If not, then don't be so upset any longer. Because that's not hypothetical, it's a description of the income distribution over time in the U.S. The numbers for Canada are probably similar, although we should wait for a study before saying anything definitive.

Before people get to say that they are the 99%, we should ask them, McCarthyism-style, if they ever were, or ever will be, members of the 1%. It would be more accurate for them to yell, "We are the 88%!" -- those who are persistently and not merely temporarily 99%ers.

But even those of us who might more accurately yell "we are the 88%" aren't really that either.

The people who are in the bottom 5% of the American income distribution are richer than 68% of people in the entire world.
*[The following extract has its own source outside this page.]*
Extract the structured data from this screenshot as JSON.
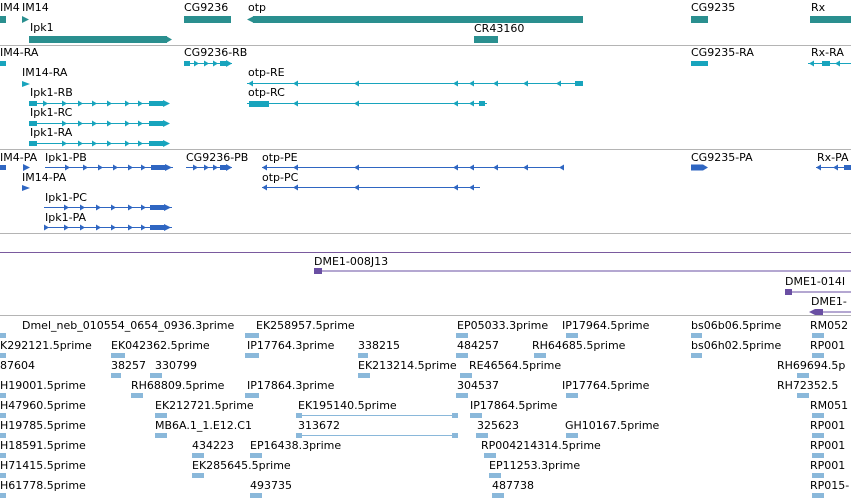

And that's taking into account cost of living -- the numbers are composed of international dollars adjusted for equal purchasing power. In India alone, about a quarter of that population lives on $1 a day. There are 1.24 billion people who live in India. The number of people living on a $1 a day there is almost equal to the entire population of the United States.

Maybe it makes sense to focus just on what's going on inside Canada and the U.S., and to pretend, for purposes of measuring wealth and incomes, that the rest of the world doesn't exist.

But I'm not sure why we should do that. I'm not sure what justifies such a restriction on our comparison pool. Doesn't it strike you as arbitrary? Like restricting your focus on two neighbourhoods -- say the Westmount area of Montreal and the Bridal Path area of Toronto -- when there's the rest of Canada to think about?

For people in India, I bet they think the heated discussion about top 1%ers and 99%ers in Canada and the U.S. is a great big joke. The very same kind of joke that we would laugh about if the Tremblays in the Westmount area of Montreal were to bitterly complain about the Jones' living in the Bridal Path area of Toronto. Sure, the Tremblays with their average $8 million net worth have half what the Jones' and their $16 million net worth have, but it would take a comic to suggest we should lament and despair about the Tremblays' attempts to keep up with the Jones'.

But it's not a joke. Or, maybe, the people who occupied Bay Street and Wall Street didn't get it.

Us Canadian 99%ers are not just rich, which we are. By global standards, we're filthy, stinking rich. It takes roughly an annual net income of $41,600 to be in the global 1%.

If that's you, then take a deep breath, find a mirror, and repeat these words, "I am the 1%."